The first component is a database. Our database builds on top of the NIST Ballistics Research Database\footnote{https://tsapps.nist.gov/NRBTD}. NIST's database provides an open and transparent source of raw data files representing surface topologies of toolmarks. Our database allows the storage of **processed** versions of these toolmark surfaces, tracking the parameters necessary to reproduce the results. This allows for a quantitative assessment of each step of our bullet matching algorithm. The database is discussed at length in Chapter Four.

The second component of our software system is a web front-end aimed at those who do not have R programming skills. The web front-end allows forensic examiners to upload bullet land images, examine the surface topologies, and perform each aspect of the algorithm in order to arrive at a probability of a match. The final display includes a results page in which all chosen parameters of the algorithm are provided so that a report on the results can be generated and cross-checked by other researchers.
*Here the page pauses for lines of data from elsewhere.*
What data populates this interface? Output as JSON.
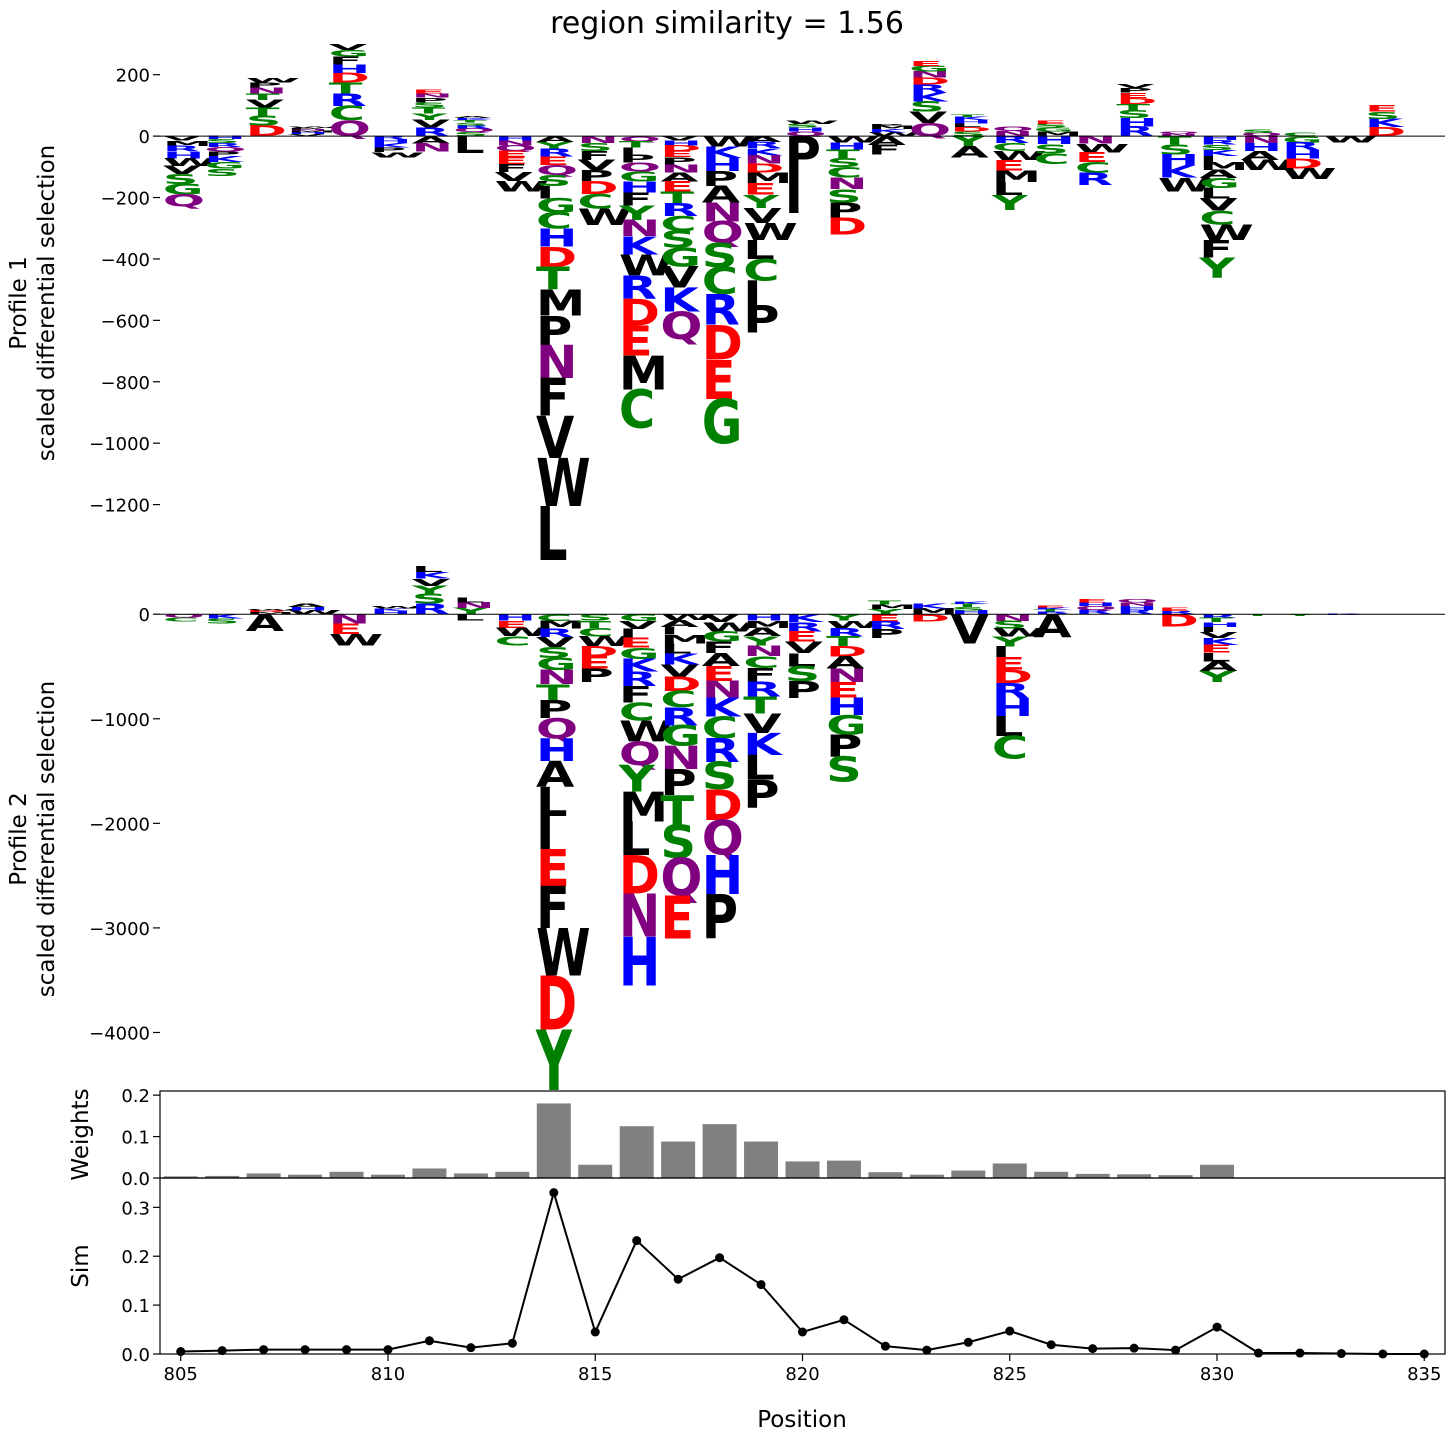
{
  "title": "region similarity = 1.56",
  "xlabel": "Position",
  "colors": {
    "green": "#008000",
    "blue": "#0000ff",
    "red": "#ff0000",
    "purple": "#800080",
    "black": "#000000",
    "bar": "#808080",
    "line": "#000000"
  },
  "letter_colors": {
    "A": "black",
    "F": "black",
    "I": "black",
    "L": "black",
    "M": "black",
    "P": "black",
    "V": "black",
    "W": "black",
    "C": "green",
    "G": "green",
    "S": "green",
    "T": "green",
    "Y": "green",
    "H": "blue",
    "K": "blue",
    "R": "blue",
    "D": "red",
    "E": "red",
    "N": "purple",
    "Q": "purple"
  },
  "chart_data": [
    {
      "type": "logo",
      "ylabel": "Profile 1\nscaled differential selection",
      "ylim": [
        -1400,
        300
      ],
      "yticks": [
        200,
        0,
        -200,
        -400,
        -600,
        -800,
        -1000,
        -1200
      ],
      "xlim": [
        804.5,
        835.5
      ],
      "positions": [
        {
          "x": 805,
          "up": "",
          "up_total": 0,
          "down": "VMRHWVSGQ",
          "down_total": -230
        },
        {
          "x": 806,
          "up": "",
          "up_total": 0,
          "down": "HSRQPKGS",
          "down_total": -130
        },
        {
          "x": 807,
          "up": "DSTVTNPW",
          "up_total": 190,
          "down": "",
          "down_total": 0
        },
        {
          "x": 808,
          "up": "VHMNPW",
          "up_total": 30,
          "down": "",
          "down_total": -30
        },
        {
          "x": 809,
          "up": "QCRTDHFGV",
          "up_total": 300,
          "down": "",
          "down_total": 0
        },
        {
          "x": 810,
          "up": "",
          "up_total": 10,
          "down": "RHKPW",
          "down_total": -70
        },
        {
          "x": 811,
          "up": "RVYTSPNE",
          "up_total": 150,
          "down": "AN",
          "down_total": -50
        },
        {
          "x": 812,
          "up": "SQRSTKA",
          "up_total": 65,
          "down": "L",
          "down_total": -55
        },
        {
          "x": 813,
          "up": "",
          "up_total": 0,
          "down": "HNQEEFVW",
          "down_total": -180
        },
        {
          "x": 814,
          "up": "",
          "up_total": 0,
          "down": "AYREQSIGCHDTMPNFVWL",
          "down_total": -1380
        },
        {
          "x": 815,
          "up": "",
          "up_total": 0,
          "down": "NSFVPDCW",
          "down_total": -290
        },
        {
          "x": 816,
          "up": "",
          "up_total": 0,
          "down": "QTIPQGHFYNKWRDEMC",
          "down_total": -950
        },
        {
          "x": 817,
          "up": "",
          "up_total": 0,
          "down": "VHDEPNAETRCSGVKQ",
          "down_total": -660
        },
        {
          "x": 818,
          "up": "",
          "up_total": 0,
          "down": "WKHPANQSCRDEG",
          "down_total": -1000
        },
        {
          "x": 819,
          "up": "",
          "up_total": 0,
          "down": "ARKNDMEYVWLCIP",
          "down_total": -640
        },
        {
          "x": 820,
          "up": "QHSW",
          "up_total": 50,
          "down": "PI",
          "down_total": -250
        },
        {
          "x": 821,
          "up": "",
          "up_total": 0,
          "down": "WHTSCNSPD",
          "down_total": -320
        },
        {
          "x": 822,
          "up": "WKMP",
          "up_total": 40,
          "down": "AF",
          "down_total": -60
        },
        {
          "x": 823,
          "up": "QVSKRDNGE",
          "up_total": 245,
          "down": "",
          "down_total": 0
        },
        {
          "x": 824,
          "up": "SDLHKT",
          "up_total": 70,
          "down": "YA",
          "down_total": -70
        },
        {
          "x": 825,
          "up": "NQ",
          "up_total": 30,
          "down": "RCWEMLY",
          "down_total": -240
        },
        {
          "x": 826,
          "up": "MGSE",
          "up_total": 50,
          "down": "HSC",
          "down_total": -90
        },
        {
          "x": 827,
          "up": "",
          "up_total": 0,
          "down": "NWECR",
          "down_total": -160
        },
        {
          "x": 828,
          "up": "RHSTDEPV",
          "up_total": 170,
          "down": "",
          "down_total": 0
        },
        {
          "x": 829,
          "up": "NQ",
          "up_total": 15,
          "down": "TSHKW",
          "down_total": -180
        },
        {
          "x": 830,
          "up": "",
          "up_total": 0,
          "down": "HRSKIMAGLVCWFY",
          "down_total": -460
        },
        {
          "x": 831,
          "up": "QS",
          "up_total": 20,
          "down": "NHAW",
          "down_total": -110
        },
        {
          "x": 832,
          "up": "C",
          "up_total": 10,
          "down": "GRHDW",
          "down_total": -140
        },
        {
          "x": 833,
          "up": "",
          "up_total": 10,
          "down": "W",
          "down_total": -20
        },
        {
          "x": 834,
          "up": "DKSE",
          "up_total": 100,
          "down": "",
          "down_total": 0
        },
        {
          "x": 835,
          "up": "",
          "up_total": 2,
          "down": "",
          "down_total": 0
        }
      ]
    },
    {
      "type": "logo",
      "ylabel": "Profile 2\nscaled differential selection",
      "ylim": [
        -4550,
        480
      ],
      "yticks": [
        0,
        -1000,
        -2000,
        -3000,
        -4000
      ],
      "xlim": [
        804.5,
        835.5
      ],
      "positions": [
        {
          "x": 805,
          "up": "",
          "up_total": 0,
          "down": "QC",
          "down_total": -70
        },
        {
          "x": 806,
          "up": "",
          "up_total": 0,
          "down": "KS",
          "down_total": -90
        },
        {
          "x": 807,
          "up": "MDW",
          "up_total": 50,
          "down": "A",
          "down_total": -160
        },
        {
          "x": 808,
          "up": "WHA",
          "up_total": 100,
          "down": "",
          "down_total": -90
        },
        {
          "x": 809,
          "up": "",
          "up_total": 0,
          "down": "NEW",
          "down_total": -300
        },
        {
          "x": 810,
          "up": "HKW",
          "up_total": 80,
          "down": "",
          "down_total": -60
        },
        {
          "x": 811,
          "up": "RSYVKL",
          "up_total": 460,
          "down": "",
          "down_total": 0
        },
        {
          "x": 812,
          "up": "YNL",
          "up_total": 160,
          "down": "L",
          "down_total": -60
        },
        {
          "x": 813,
          "up": "",
          "up_total": 0,
          "down": "HEWC",
          "down_total": -300
        },
        {
          "x": 814,
          "up": "",
          "up_total": 0,
          "down": "CMRVSGNTPQHALIEFWDY",
          "down_total": -4550
        },
        {
          "x": 815,
          "up": "",
          "up_total": 0,
          "down": "STCWDEP",
          "down_total": -650
        },
        {
          "x": 816,
          "up": "",
          "up_total": 0,
          "down": "GVIEGKRFCWQYMLDNH",
          "down_total": -3550
        },
        {
          "x": 817,
          "up": "",
          "up_total": 0,
          "down": "WAIMLKVDCRGNPTSQE",
          "down_total": -3100
        },
        {
          "x": 818,
          "up": "",
          "up_total": 0,
          "down": "VWGFAENKCRSDQHP",
          "down_total": -3100
        },
        {
          "x": 819,
          "up": "",
          "up_total": 0,
          "down": "HMAYNCFRTVKLP",
          "down_total": -1850
        },
        {
          "x": 820,
          "up": "",
          "up_total": 0,
          "down": "KREVLSP",
          "down_total": -800
        },
        {
          "x": 821,
          "up": "",
          "up_total": 0,
          "down": "YWRTDANEHGPS",
          "down_total": -1600
        },
        {
          "x": 822,
          "up": "YMT",
          "up_total": 130,
          "down": "ERP",
          "down_total": -230
        },
        {
          "x": 823,
          "up": "MK",
          "up_total": 100,
          "down": "D",
          "down_total": -70
        },
        {
          "x": 824,
          "up": "HSTK",
          "up_total": 120,
          "down": "V",
          "down_total": -280
        },
        {
          "x": 825,
          "up": "",
          "up_total": 0,
          "down": "NSWYIEDRHLC",
          "down_total": -1380
        },
        {
          "x": 826,
          "up": "RTKE",
          "up_total": 80,
          "down": "A",
          "down_total": -220
        },
        {
          "x": 827,
          "up": "RQHE",
          "up_total": 140,
          "down": "",
          "down_total": -80
        },
        {
          "x": 828,
          "up": "RHNQ",
          "up_total": 140,
          "down": "",
          "down_total": 0
        },
        {
          "x": 829,
          "up": "RE",
          "up_total": 60,
          "down": "D",
          "down_total": -120
        },
        {
          "x": 830,
          "up": "",
          "up_total": 0,
          "down": "RTHIVKELAY",
          "down_total": -650
        },
        {
          "x": 831,
          "up": "",
          "up_total": 0,
          "down": "T",
          "down_total": -15
        },
        {
          "x": 832,
          "up": "",
          "up_total": 0,
          "down": "Y",
          "down_total": -15
        },
        {
          "x": 833,
          "up": "",
          "up_total": 0,
          "down": "K",
          "down_total": -10
        },
        {
          "x": 834,
          "up": "",
          "up_total": 0,
          "down": "",
          "down_total": -5
        },
        {
          "x": 835,
          "up": "",
          "up_total": 0,
          "down": "",
          "down_total": -5
        }
      ]
    },
    {
      "type": "bar",
      "ylabel": "Weights",
      "ylim": [
        0,
        0.21
      ],
      "yticks": [
        0.0,
        0.1,
        0.2
      ],
      "ytick_labels": [
        "0.0",
        "0.1",
        "0.2"
      ],
      "x": [
        805,
        806,
        807,
        808,
        809,
        810,
        811,
        812,
        813,
        814,
        815,
        816,
        817,
        818,
        819,
        820,
        821,
        822,
        823,
        824,
        825,
        826,
        827,
        828,
        829,
        830,
        831,
        832,
        833,
        834,
        835
      ],
      "values": [
        0.004,
        0.005,
        0.011,
        0.008,
        0.015,
        0.008,
        0.023,
        0.011,
        0.015,
        0.18,
        0.032,
        0.125,
        0.088,
        0.13,
        0.088,
        0.04,
        0.042,
        0.014,
        0.008,
        0.018,
        0.035,
        0.015,
        0.01,
        0.009,
        0.007,
        0.032,
        0.001,
        0.001,
        0.001,
        0.0,
        0.0
      ]
    },
    {
      "type": "line",
      "ylabel": "Sim",
      "ylim": [
        0,
        0.36
      ],
      "yticks": [
        0.0,
        0.1,
        0.2,
        0.3
      ],
      "ytick_labels": [
        "0.0",
        "0.1",
        "0.2",
        "0.3"
      ],
      "xticks": [
        805,
        810,
        815,
        820,
        825,
        830,
        835
      ],
      "xtick_labels": [
        "805",
        "810",
        "815",
        "820",
        "825",
        "830",
        "835"
      ],
      "x": [
        805,
        806,
        807,
        808,
        809,
        810,
        811,
        812,
        813,
        814,
        815,
        816,
        817,
        818,
        819,
        820,
        821,
        822,
        823,
        824,
        825,
        826,
        827,
        828,
        829,
        830,
        831,
        832,
        833,
        834,
        835
      ],
      "values": [
        0.005,
        0.007,
        0.009,
        0.009,
        0.009,
        0.009,
        0.027,
        0.013,
        0.022,
        0.33,
        0.045,
        0.232,
        0.153,
        0.197,
        0.142,
        0.045,
        0.07,
        0.016,
        0.008,
        0.024,
        0.047,
        0.019,
        0.011,
        0.012,
        0.008,
        0.055,
        0.002,
        0.002,
        0.001,
        0.0,
        0.0
      ]
    }
  ]
}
Figure \ref{fig:bullets-app} displays a screenshot of this component.

\begin{figure}[H]
\centering
\includegraphics[width=\linewidth]{images/bullets_app.png}
\caption{Prototype user interface for the bullet matching algorithm.}
\label{fig:bullets-app}
\end{figure}

Finally, the third component is a web-based backend designed for the further assessment and development of the algorithms itself. This is aimed at researchers and scientists who wish to iterate on the performance of the algorithm by continuing to assess its results in the context of the database, and the different processed versions of toolmark images available. 

Together, these components form the basis of a modern software system that implements the algorithms from Chapters Two and Three using the software design principles I've outlined. Specifically, this system is **modular** in that the different components can be substituted as needed to fit new use cases. The system is also **extensible**, as functionality can be added to the R package which immediately gets reflected by the web-based systems. It also is fully **web-based**, requiring just a web browser to access the database. And finally, the results are all **reproducible** as each parameter yielding intermediate results is tracked throughout, and available for viewing in the database at any time.